Paradoxically the early church recognized in this symbol a sign of Jesus on the cross. Saint Paul wrote: “For our sake God made the sinless one to be sin, so that in him we might become the very holiness of God” (2 Cor 5:21). In the goodness, compassion and forgiveness of Jesus we recognize by contrast our own violent and harsh attitudes. The very image of Jesus on the cross shows the effects of human violence but also reveals “the kindness and love of God our Saviour” (Tit 3:4). The “miraculous interchange” of which the liturgy speaks is that while Jesus conforms to us externally (adopting our humanity), we are enabled to conform to him internally, becoming children of God. His goodness forces the poison of our sinfulness out of our system, by his enduring with love the violence of the crucifixion, and through his act of loving self-surrender, we come to belong like Jesus to the Father who is above all.

One Response

  1. Brian Fahy

    Who are you?

    John 8:21-30

    Had I been around at the time of Jesus would I have followed him? Hard to say. Lots of people did follow for a while. They followed in crowds and listened to this impressive speaker and teacher. But crowds are funny creatures and they generally drift away after a time. You have to become a personal follower at some point and that is a big decision.

    Had I been an important person I would naturally have taken notice and probably have felt some professional jealousy at this young northerner with all the talent. Questions and confrontations over religious policy and practice would have ensued, and arguments about whom do you think you are. So I may well have been a member of the crowd or a religious opponent of Jesus in his day. After all he had a very unsettling effect on people.

    And if I were to ask him straight, ‘who are you?’ it would not be easy for Jesus to say baldly, ‘I am the Son of God,’ or ‘I am the messiah.’ Who could accept such an answer! So Jesus has to say things indirectly. ‘I have come from my father,’ and ‘I am from above.’

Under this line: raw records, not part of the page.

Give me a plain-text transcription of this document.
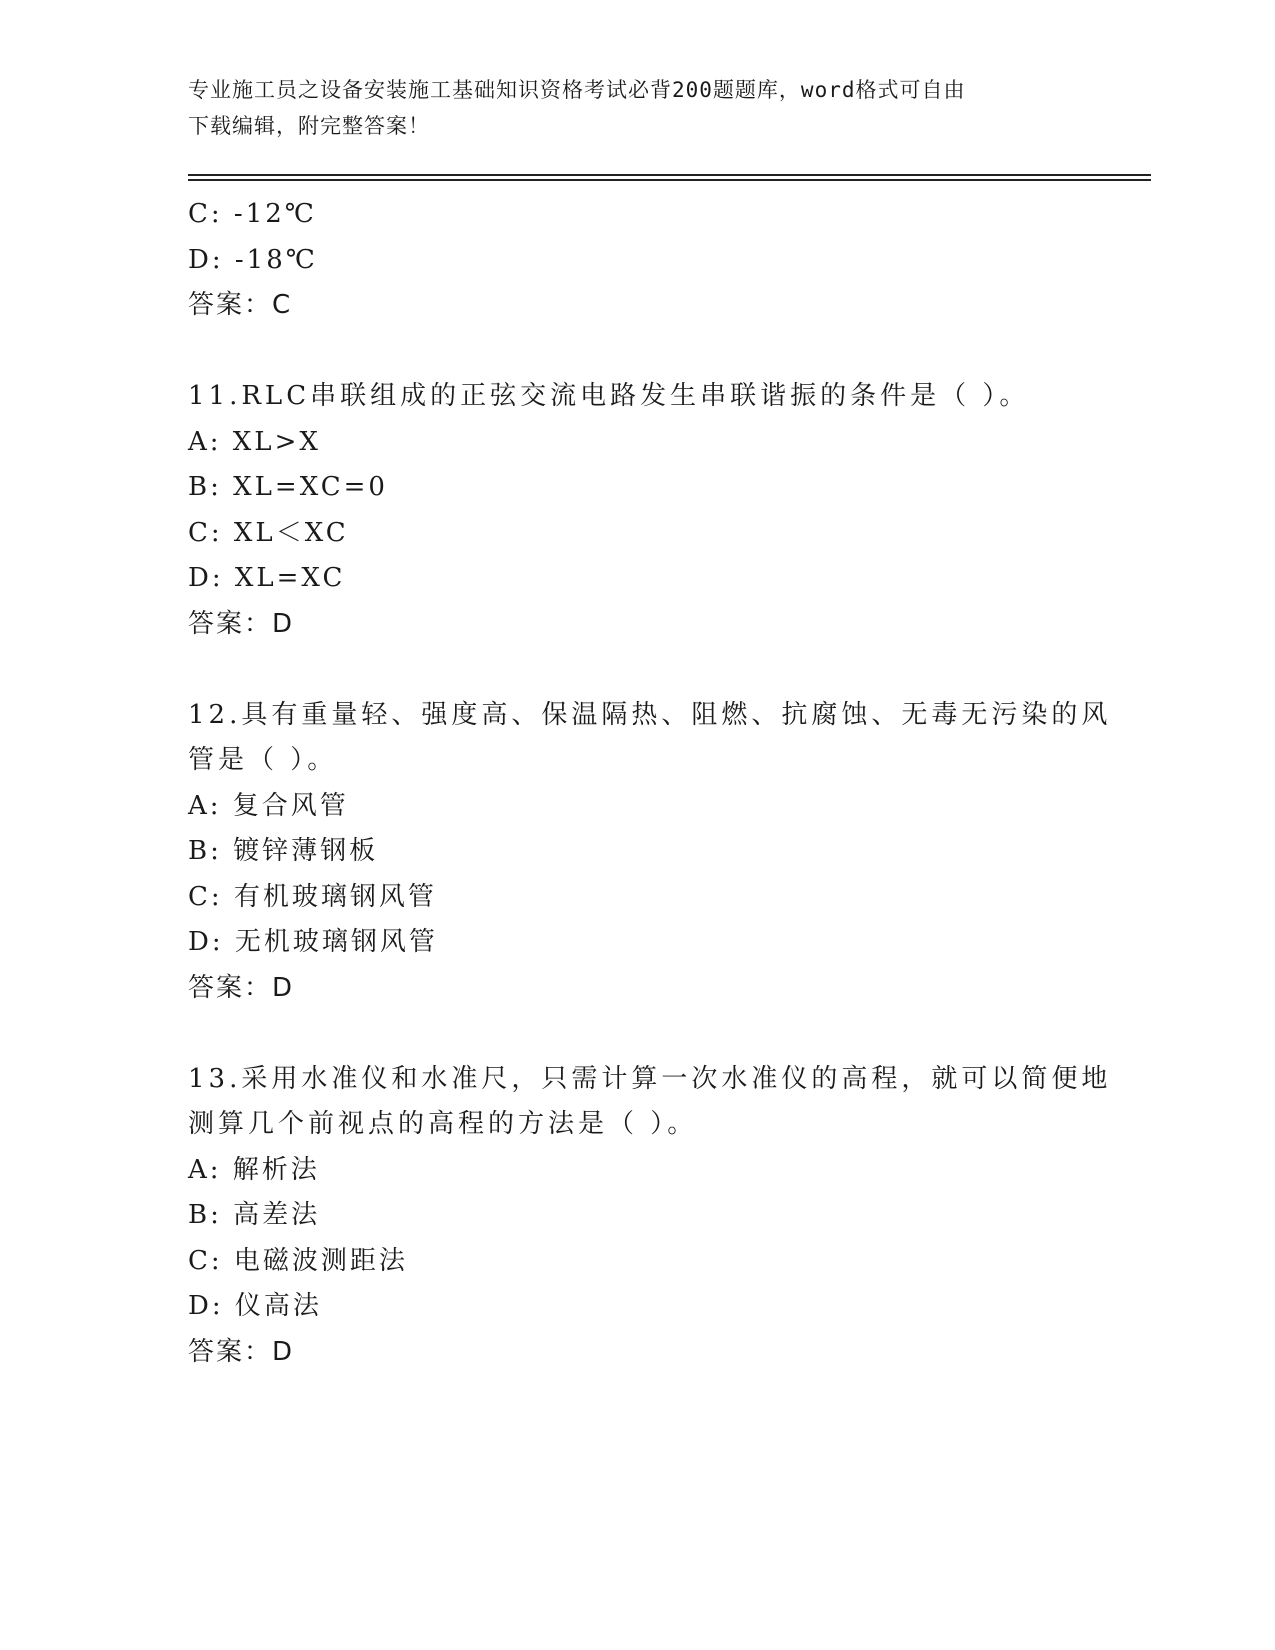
专业施工员之设备安装施工基础知识资格考试必背200题题库，word格式可自由
下载编辑，附完整答案！
C: -12℃
D: -18℃
答案：C
11.RLC串联组成的正弦交流电路发生串联谐振的条件是（ ）。
A: XL>X
B: XL=XC=0
C: XL＜XC
D: XL=XC
答案：D
12.具有重量轻、强度高、保温隔热、阻燃、抗腐蚀、无毒无污染的风
管是（ ）。
A: 复合风管
B: 镀锌薄钢板
C: 有机玻璃钢风管
D: 无机玻璃钢风管
答案：D
13.采用水准仪和水准尺，只需计算一次水准仪的高程，就可以简便地
测算几个前视点的高程的方法是（ ）。
A: 解析法
B: 高差法
C: 电磁波测距法
D: 仪高法
答案：D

    But in this world there are things that we can rely on even though they are often misused. We have a gut feeling for what is good and what is just and what is true. We can sense it. We can feel it. It is what we are made for. We know it when we find it. If we are trying our best to be good and just and true then we will chime truly with that goodness when we come face to face with it.

    That is why Jesus ultimately said in reply to the question of ‘who are you?’ that the questioners will know the answer for sure when they nail him to a cross. ‘When you have lifted up the Son of Man, then you will know that I am He.’

    Goodness perseveres in goodness through all suffering and does not depart from its nature. Jesus on the cross is the ultimate proof of who he is, of his thoroughgoing goodness. This goodness, this grace of God is now offered to all who try to follow him.

    People today, like people back then, may be unsure about God and the afterlife, but they are sure about what matters – goodness justice and truth. Followers of Jesus are called to be witnesses to this. The world does not need argumentative proof. People need good examples of thoroughgoing goodness.

    The Lord asks us to do nothing of ourselves but to do always what pleases God Our Father.